At Rutgers the faculty are unionized. Recently, the union reached a tentative agreement with the University regarding non-tenure track (NTT) faculty. The full text of the agreement is available now.
In the sciences and engineering, especially at research-focused universities, one often thinks of adjunct faculty as industry folks who come in and teach a class a semester or year. This stands in stark contrast to most departments in the humanities, where adjunct positions are (often) a way to dramatically underpay PhDs by paying them a mere $5k per course without benefits or even office space, sometimes. In the Boston area, the SEIU estimate is that “67 percent of the teaching faculty are not on the tenure track”. I don’t know how they estimated that number, and obviously the SEIU is a bit biased, but the number is certainly large.
Given the way the whole tenure system is going, any steps to provide more stability to adjunct contracts should be welcome. I think the short-term goal is to create more full-time instructional positions with benefits but without tenure. This agreement does something to address that. From an email I received:
Non-grant-funded NTT faculty who are successfully reappointed after six years of full-time service will have appointments of at least two years’ duration thereafter. Departments and decanal units will be required to develop, promulgate and post on their web sites clear criteria for appointment, reappointment, and promotion, and will also be required to provide all non-tenure track faculty with regular performance review and feedback.

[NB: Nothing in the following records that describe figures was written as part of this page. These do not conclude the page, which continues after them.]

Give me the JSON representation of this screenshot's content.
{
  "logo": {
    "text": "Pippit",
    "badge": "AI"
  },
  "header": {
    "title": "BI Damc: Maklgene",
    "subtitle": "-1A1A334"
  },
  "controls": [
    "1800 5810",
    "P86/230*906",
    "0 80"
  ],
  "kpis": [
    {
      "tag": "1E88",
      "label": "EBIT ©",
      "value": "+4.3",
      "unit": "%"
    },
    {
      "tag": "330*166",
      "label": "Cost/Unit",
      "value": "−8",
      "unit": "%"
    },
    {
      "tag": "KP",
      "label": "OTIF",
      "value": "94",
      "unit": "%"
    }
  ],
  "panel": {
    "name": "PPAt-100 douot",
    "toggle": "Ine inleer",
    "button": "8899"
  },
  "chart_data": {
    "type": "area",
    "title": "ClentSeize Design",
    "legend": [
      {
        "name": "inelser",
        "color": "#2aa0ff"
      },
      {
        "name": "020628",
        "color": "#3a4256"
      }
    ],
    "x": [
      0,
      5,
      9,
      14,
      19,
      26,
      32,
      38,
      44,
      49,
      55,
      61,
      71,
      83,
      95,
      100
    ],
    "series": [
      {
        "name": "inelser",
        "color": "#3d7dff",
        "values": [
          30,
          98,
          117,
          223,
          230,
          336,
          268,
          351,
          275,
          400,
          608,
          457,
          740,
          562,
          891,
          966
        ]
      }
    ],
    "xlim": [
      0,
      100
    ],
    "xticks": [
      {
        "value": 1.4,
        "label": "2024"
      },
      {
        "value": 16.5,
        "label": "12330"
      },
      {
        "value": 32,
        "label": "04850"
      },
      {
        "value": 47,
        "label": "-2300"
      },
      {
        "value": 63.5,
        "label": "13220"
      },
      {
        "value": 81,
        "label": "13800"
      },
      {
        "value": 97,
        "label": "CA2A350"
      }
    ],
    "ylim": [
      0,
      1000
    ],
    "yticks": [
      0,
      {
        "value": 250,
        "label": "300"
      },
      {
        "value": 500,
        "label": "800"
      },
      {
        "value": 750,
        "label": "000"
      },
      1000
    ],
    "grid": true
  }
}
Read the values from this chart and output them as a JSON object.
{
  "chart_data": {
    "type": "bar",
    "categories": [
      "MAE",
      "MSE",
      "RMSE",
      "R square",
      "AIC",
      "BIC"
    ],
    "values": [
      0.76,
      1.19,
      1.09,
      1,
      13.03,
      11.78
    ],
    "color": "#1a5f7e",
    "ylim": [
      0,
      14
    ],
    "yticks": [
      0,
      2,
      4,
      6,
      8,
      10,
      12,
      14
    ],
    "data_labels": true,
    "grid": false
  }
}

Essentially, adjunct contracts were a bit of no-rules scenario before, and this is definitely a better situation.
The other big thing in the contract is to make the job titles more in line with other institutions. There are now 5 classes of non-tenure track faculty: Teaching, Professional Practice, Librarian, Clinical and Research. The first three are new. I’m not sure how the NTT body as a whole feels about this, and in a sense this approach is a capitulation to the trend of having fewer tenure-track faculty, but I think it’s much better than what we have now.